Все задумались над этой мыслью и затихли. Понемногу путники расслабились, опять размякли на жаре, и каждый стал коротать время, как умеет. Аш и Манс негромко что-то обсуждали с Бриасвайсом. Оцарио все же рискнул заглянуть в свои мешки, чтобы проверить, все ли там уцелело, и теперь с грустным лицом выгребал осколки и крошки, высыпая их за борт телеги. Лантея молча вглядывалась в Лес, окружавший караван со всех сторон, а Эрмина ласково поглаживала супруга по коротким белым волосам на голове, пока он дремал у нее на коленях.
Тем же вечером начался проливной дождь. Тяжелые капли застучали по листве, ручейками забираясь за шиворот путников и размягчая землю под колесами повозок. По грязи слоны ступали осторожнее, а телеги и вовсе частенько стали застревать, набирая под днище целые комки влажной глины и клочьев травы. Бриасвайс злился и ворчал, что с такой непогодой путь до столицы займет еще больше времени, чем он планировал.
— Сезон дождей уже закончился! — негодовал альв вечером на привале, прикрывая сложенные в телегах вещи огромными листьями алоказии, заросли которой находились неподалеку. — Откуда взялась эта непогода?!
Его ручная крыса по кличке Руфь забралась в плотный тканевый мешок на поясе своего хозяина и дремала там, не желая мочить шерстку под дождем.

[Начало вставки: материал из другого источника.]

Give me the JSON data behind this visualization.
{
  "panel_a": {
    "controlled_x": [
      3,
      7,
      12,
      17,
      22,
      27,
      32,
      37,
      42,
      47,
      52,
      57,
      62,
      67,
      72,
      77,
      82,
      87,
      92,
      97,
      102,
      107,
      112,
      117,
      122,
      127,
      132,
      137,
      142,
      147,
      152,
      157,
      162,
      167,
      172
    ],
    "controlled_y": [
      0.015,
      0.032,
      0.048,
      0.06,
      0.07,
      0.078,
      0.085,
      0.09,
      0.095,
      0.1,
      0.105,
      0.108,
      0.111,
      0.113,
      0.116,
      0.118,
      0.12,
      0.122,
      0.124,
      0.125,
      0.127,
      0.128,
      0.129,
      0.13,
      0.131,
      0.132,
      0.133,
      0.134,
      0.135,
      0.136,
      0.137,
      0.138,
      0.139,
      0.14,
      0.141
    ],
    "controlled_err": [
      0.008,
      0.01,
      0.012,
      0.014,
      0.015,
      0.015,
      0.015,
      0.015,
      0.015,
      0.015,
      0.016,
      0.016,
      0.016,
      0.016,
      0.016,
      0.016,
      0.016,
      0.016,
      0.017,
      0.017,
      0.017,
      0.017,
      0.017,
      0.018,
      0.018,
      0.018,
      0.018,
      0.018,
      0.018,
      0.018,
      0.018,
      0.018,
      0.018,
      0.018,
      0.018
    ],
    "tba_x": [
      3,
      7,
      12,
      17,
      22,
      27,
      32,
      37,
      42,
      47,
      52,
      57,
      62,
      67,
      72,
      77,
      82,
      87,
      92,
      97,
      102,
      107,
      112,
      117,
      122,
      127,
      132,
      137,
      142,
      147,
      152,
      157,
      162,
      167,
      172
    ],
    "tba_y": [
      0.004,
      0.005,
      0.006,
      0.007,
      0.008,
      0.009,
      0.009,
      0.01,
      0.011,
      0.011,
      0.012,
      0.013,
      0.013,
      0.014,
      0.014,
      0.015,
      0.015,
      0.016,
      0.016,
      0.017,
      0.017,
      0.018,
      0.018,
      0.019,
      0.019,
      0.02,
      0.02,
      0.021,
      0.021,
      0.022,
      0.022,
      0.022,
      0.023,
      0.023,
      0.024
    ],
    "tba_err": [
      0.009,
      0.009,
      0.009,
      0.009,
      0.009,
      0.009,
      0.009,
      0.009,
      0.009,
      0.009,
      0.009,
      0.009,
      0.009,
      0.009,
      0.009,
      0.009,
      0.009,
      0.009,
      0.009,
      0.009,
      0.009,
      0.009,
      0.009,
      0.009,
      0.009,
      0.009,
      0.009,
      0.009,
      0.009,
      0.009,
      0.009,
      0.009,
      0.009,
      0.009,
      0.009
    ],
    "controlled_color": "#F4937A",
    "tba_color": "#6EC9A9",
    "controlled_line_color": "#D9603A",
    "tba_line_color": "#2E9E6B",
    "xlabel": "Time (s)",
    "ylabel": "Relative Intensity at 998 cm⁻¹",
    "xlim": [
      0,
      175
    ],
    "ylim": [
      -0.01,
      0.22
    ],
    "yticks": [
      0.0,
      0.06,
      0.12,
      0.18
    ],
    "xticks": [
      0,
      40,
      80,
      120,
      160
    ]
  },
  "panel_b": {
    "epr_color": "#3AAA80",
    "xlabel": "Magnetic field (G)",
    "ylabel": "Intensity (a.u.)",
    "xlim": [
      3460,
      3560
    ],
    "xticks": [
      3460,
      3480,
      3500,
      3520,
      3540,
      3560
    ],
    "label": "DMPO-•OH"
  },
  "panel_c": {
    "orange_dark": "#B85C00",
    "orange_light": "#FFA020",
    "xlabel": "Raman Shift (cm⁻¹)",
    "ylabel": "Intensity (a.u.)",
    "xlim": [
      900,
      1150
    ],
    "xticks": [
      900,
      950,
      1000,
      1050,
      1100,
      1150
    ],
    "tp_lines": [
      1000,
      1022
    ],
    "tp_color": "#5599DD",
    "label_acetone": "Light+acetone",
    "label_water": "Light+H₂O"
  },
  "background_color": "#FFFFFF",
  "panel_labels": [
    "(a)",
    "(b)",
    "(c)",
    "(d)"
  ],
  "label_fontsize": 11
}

— Ну, ты же не можешь предугадывать абсолютно все в дороге, — без тени сочувствия в голосе произнес Ашарх, пытаясь забраться в свой гамак, чтобы укрыться от ливня. — Уж погода не во власти смертных.
— У меня есть четкий расчет, — пробормотал Бриасвайс, откидывая со лба мокрые волосы. — Если я выбиваюсь из своего расписания хоть на день, то все последние годы моей жизни пойдут сфинксу под хвост! Дерьмо!..
Поскользнувшись голыми ступнями на кучке грязи, альв с трудом удержал равновесие и, быстро разбросав оставшиеся листья алоказии, отступил под укрытие ближайших деревьев. Он промок до нитки, по колено был испачкан в глине, а его зубы постукивали друг о друга, но в гамак Бриасвайс не торопился залезать — ему еще предстояло пару часов нести ночное дежурство.
— Что за дела у тебя в Гарвелескаане, что ты так торопишься успеть обратно? — уже замотавшись в ткань, как в кокон, поинтересовался все же Ашарх.
— Не твое дело, человек, — злобно выплюнул альв, скрещивая руки на груди и прислоняясь спиной к теплой коре древа хацу. — Ясно тебе или нет?
— Я лишь хотел узнать, может, смогу помочь чем-то, — извиняющимся тоном пробормотал профессор, недовольно заворочавшись и расправляя свою скомкавшуюся рубаху.
— Никогда нельзя рассчитывать на чужую помощь, иначе потеряешь контроль над ситуацией и сам не заметишь, как твоя жизнь перестанет быть твоей.
— Хочешь сам плавать по горло в трясине проблем, не мне тебе мешать… В конце концов, и правда, чего это я должен протягивать тебе руку помощи, когда вы с Тестариусом согласились пропустить наше посольство только за отдельную плату…
Бриасвайс презрительно фыркнул и отвернулся в сторону от преподавателя, не намереваясь и дальше развивать эту тему. Он так и остался в одиночестве нести свой дозор под проливным дождем, прикрываясь лишь опавшими листьями хацу и хмуро поглядывая по сторонам.
Весь следующий день ливень не прекращался, будто небеса прохудились и стремились как можно скорее излить на землю свои воды. Во всем караване уже не было ни единого живого существа или вещи, которые бы не промокли насквозь. Дорогу окончательно развезло, и пару раз повозки намертво вставали посреди бездонных луж и топкой грязи. Условия для путешествия выдались не самыми лучшими, к тому же еще и поднялся сильный ветер, который гнул деревья, шумел в кронах и мешал путникам прикрываться от непогоды плащами и листьями.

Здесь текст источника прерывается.